Kimbalin Kelly and Cameron McAlpine from the Ontario Chiropractic Association were next on stage. They spoke about key criteria for success in engaging people in change including understanding the audience and their different incentives and changing the approach based on that knowledge. People are mobilized by empowering and give capacity to effect outcome. There is a real difference between instructing and engaging. Programs need to evolve in real time as new opportunities arise. The engagement drivers are purpose, agency (capacity to effect change) and incentive and the enabler is credible leadership.
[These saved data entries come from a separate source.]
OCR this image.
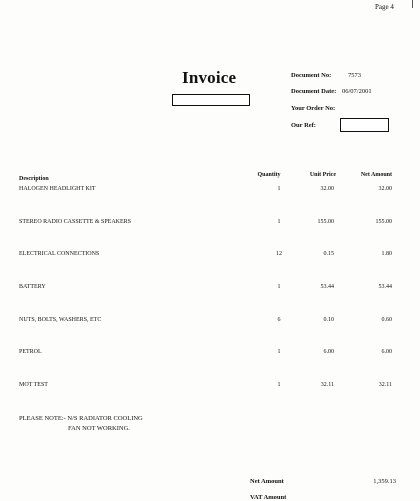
Page 4
Invoice	Document No:	7573
Document Date: 06/07/2001
Your Order No:
Our Ref:
Description
Quantity	Unit Price	Net Amount
HALOGEN HEADLIGHT KIT	1	32.00	32.00
STEREO RADIO CASSETTE & SPEAKERS	1	155.00	155.00
ELECTRICAL CONNECTIONS	12	0.15	1.80
BATTERY	1	53.44	53.44
NUTS, BOLTS, WASHERS, ETC	6	0.10	0.60
PETROL	1	6.00	6.00
MOT TEST	1	32.11	32.11
PLEASE NOTE:- N/S RADIATOR COOLING
FAN NOT WORKING.
Net Amount	1,359.13
VAT Amount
In order to engage people in change you must provide an outstanding experience, understand expectations and aspirations and position the organization to deliver.
Our final presenter delivered the French language session for the day. Dr. Claude LaFlamme offered his reflections of SHN, the program's future direction, and SHN 's surgical care safety initiatives.
If you missed anything or want to re-watch any of these sessions, all of the recordings can be found online.